Várias conquistas podem ser elencadas nos últimos anos. Talvez sejamos o Estado do Brasil que mais possui leis reconhecendo LGBTs como sujeitos de direitos. O Judiciário já disse sim às nossas demandas em várias oportunidades. Foi através de um grito do “San Francisco do Sertão” que o Brasil reavivou o debate sobre a esdrúxula proibição da ANVISA para doação de sangue por homens gays e bissexuais. As leis, as decisões judiciais, as ações afirmativas de órgãos do Executivo, registradas nos últimos 08 anos têm, de alguma forma, uma influência da atuação do Matizes, mas só foram possíveis porque outrora existiram anjos tortos, que “freemente” ousaram viver seus amores sem medo, desafinando o coro dos contentes com a heteronormatividade compulsória.

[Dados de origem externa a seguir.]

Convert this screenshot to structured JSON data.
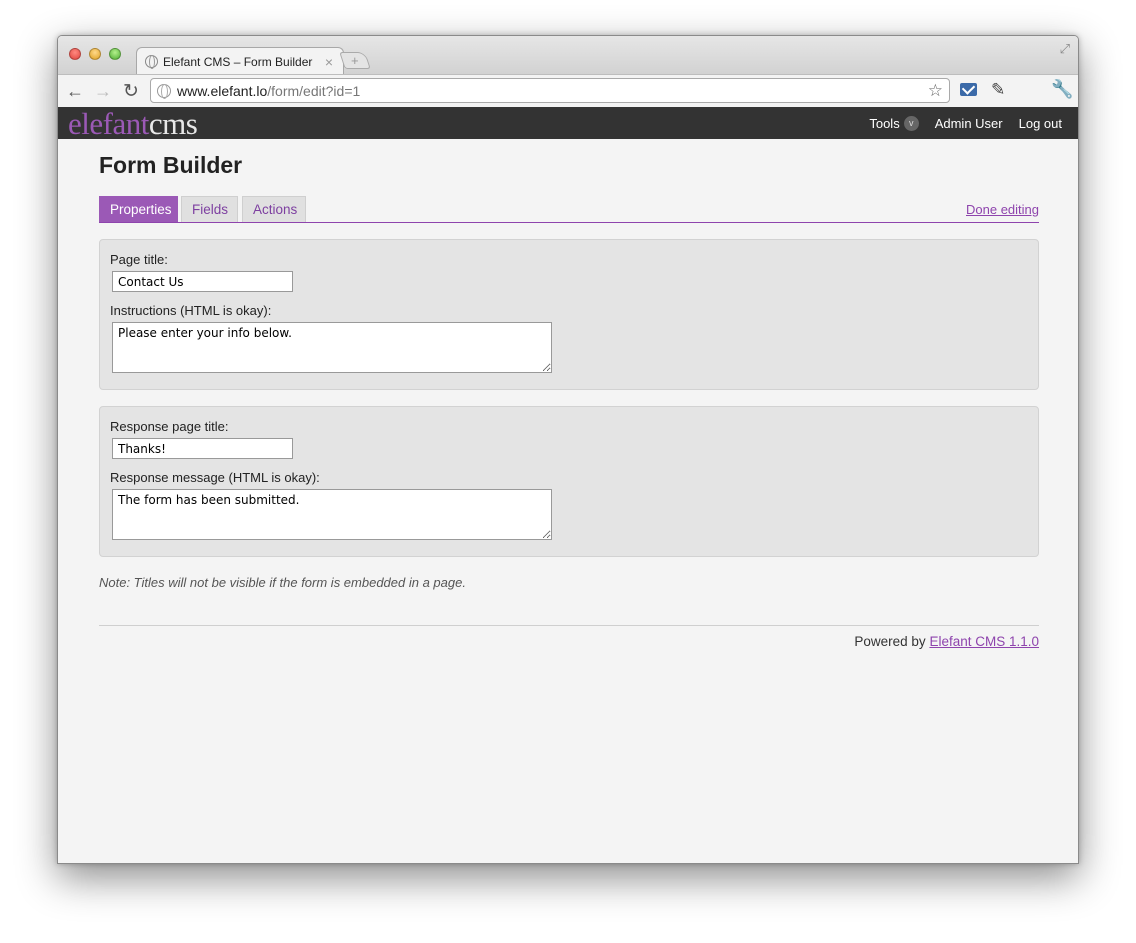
{
  "browser": {
    "tab_title": "Elefant CMS – Form Builder",
    "url_host": "www.elefant.lo",
    "url_path": "/form/edit?id=1"
  },
  "cms": {
    "logo_primary": "elefant",
    "logo_secondary": "cms",
    "nav": {
      "tools": "Tools",
      "tools_badge": "v",
      "user": "Admin User",
      "logout": "Log out"
    }
  },
  "page": {
    "title": "Form Builder",
    "tabs": [
      {
        "label": "Properties",
        "active": true
      },
      {
        "label": "Fields",
        "active": false
      },
      {
        "label": "Actions",
        "active": false
      }
    ],
    "done_link": "Done editing"
  },
  "form": {
    "page_title_label": "Page title:",
    "page_title_value": "Contact Us",
    "instructions_label": "Instructions (HTML is okay):",
    "instructions_value": "Please enter your info below.",
    "response_title_label": "Response page title:",
    "response_title_value": "Thanks!",
    "response_message_label": "Response message (HTML is okay):",
    "response_message_value": "The form has been submitted."
  },
  "note": "Note: Titles will not be visible if the form is embedded in a page.",
  "footer": {
    "powered_by": "Powered by",
    "link": "Elefant CMS 1.1.0"
  },
  "colors": {
    "accent": "#9b59b6",
    "header_bg": "#333333",
    "panel_bg": "#e4e4e4"
  }
}
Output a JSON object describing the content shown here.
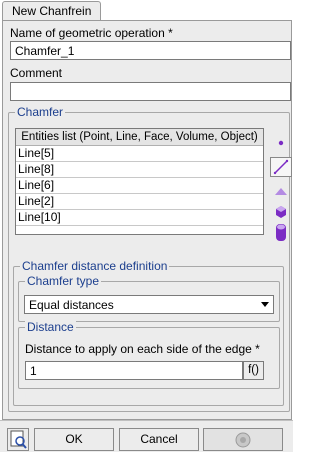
{
  "tab": {
    "title": "New Chanfrein"
  },
  "form": {
    "name_label": "Name of geometric operation *",
    "name_value": "Chamfer_1",
    "comment_label": "Comment",
    "comment_value": ""
  },
  "chamfer": {
    "legend": "Chamfer",
    "list_header": "Entities list (Point, Line, Face, Volume, Object)",
    "entities": [
      "Line[5]",
      "Line[8]",
      "Line[6]",
      "Line[2]",
      "Line[10]"
    ],
    "filter_icons": [
      "point-filter-icon",
      "line-filter-icon",
      "face-filter-icon",
      "volume-filter-icon",
      "object-filter-icon"
    ]
  },
  "definition": {
    "legend": "Chamfer distance definition",
    "type_legend": "Chamfer type",
    "type_value": "Equal distances",
    "distance_legend": "Distance",
    "distance_label": "Distance to apply on each side of the edge *",
    "distance_value": "1",
    "function_button": "f()"
  },
  "buttons": {
    "ok": "OK",
    "cancel": "Cancel"
  },
  "colors": {
    "legend": "#1c3f8e",
    "icon_purple": "#7b2cc4",
    "panel": "#ececec"
  }
}
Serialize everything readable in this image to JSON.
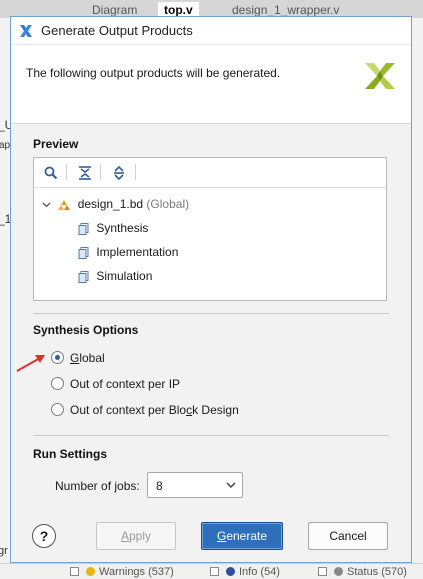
{
  "background": {
    "tabs": [
      "Diagram",
      "top.v",
      "design_1_wrapper.v"
    ],
    "left_fragments": [
      "_U",
      "ap",
      "_1",
      "gr"
    ],
    "bottom_items": [
      "Warnings (537)",
      "Info (54)",
      "Status (570)"
    ]
  },
  "dialog": {
    "title": "Generate Output Products",
    "description": "The following output products will be generated.",
    "preview": {
      "section_title": "Preview",
      "root": {
        "name": "design_1.bd",
        "scope": "(Global)"
      },
      "children": [
        "Synthesis",
        "Implementation",
        "Simulation"
      ]
    },
    "synthesis_options": {
      "section_title": "Synthesis Options",
      "options": [
        {
          "label": "Global",
          "selected": true
        },
        {
          "label": "Out of context per IP",
          "selected": false
        },
        {
          "label": "Out of context per Block Design",
          "selected": false
        }
      ]
    },
    "run_settings": {
      "section_title": "Run Settings",
      "jobs_label": "Number of jobs:",
      "jobs_value": "8"
    },
    "buttons": {
      "help": "?",
      "apply": "Apply",
      "generate": "Generate",
      "cancel": "Cancel"
    }
  },
  "colors": {
    "primary_button": "#2d6fba",
    "radio_selected": "#2a5ea8",
    "annotation_arrow": "#e0302a",
    "xilinx_logo": "#9ab82a"
  }
}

Se o Grupo Free era uma “ebulição clandestina” (MORAIS, 2007), o Grupo Matizes tem sido uma efervescência escancarada. E essa ação militante, tão às escâncaras, talvez seja um dos fatores que contribuem para o surgimento de várias outras entidades que levantam a bandeira do arco-íris. Apesar de se correr o risco de omissão de alguma entidade, é importante registrar os municípios que já contam com grupos LGBT: Barras (Babaçu Rosa); Cajueiro da Praia (GRUVCAP); Esperantina (Arco-íris dos Cocais); Floriano (AFLODS); Parnaíba (Gaurá e Grupo de Lésbicas de Parnaíba); Pedro II (Rede Arco-íris); Picos (Glos LGBT); Piripiri (Grupo Gay de Piripiri); Teresina (Articulação de Travestis do Piauí; Articulação Piauiense de Travestis e Transexuais; Coletivo de Gays Mirindiba, Coletivo de Lésbicas Apoena).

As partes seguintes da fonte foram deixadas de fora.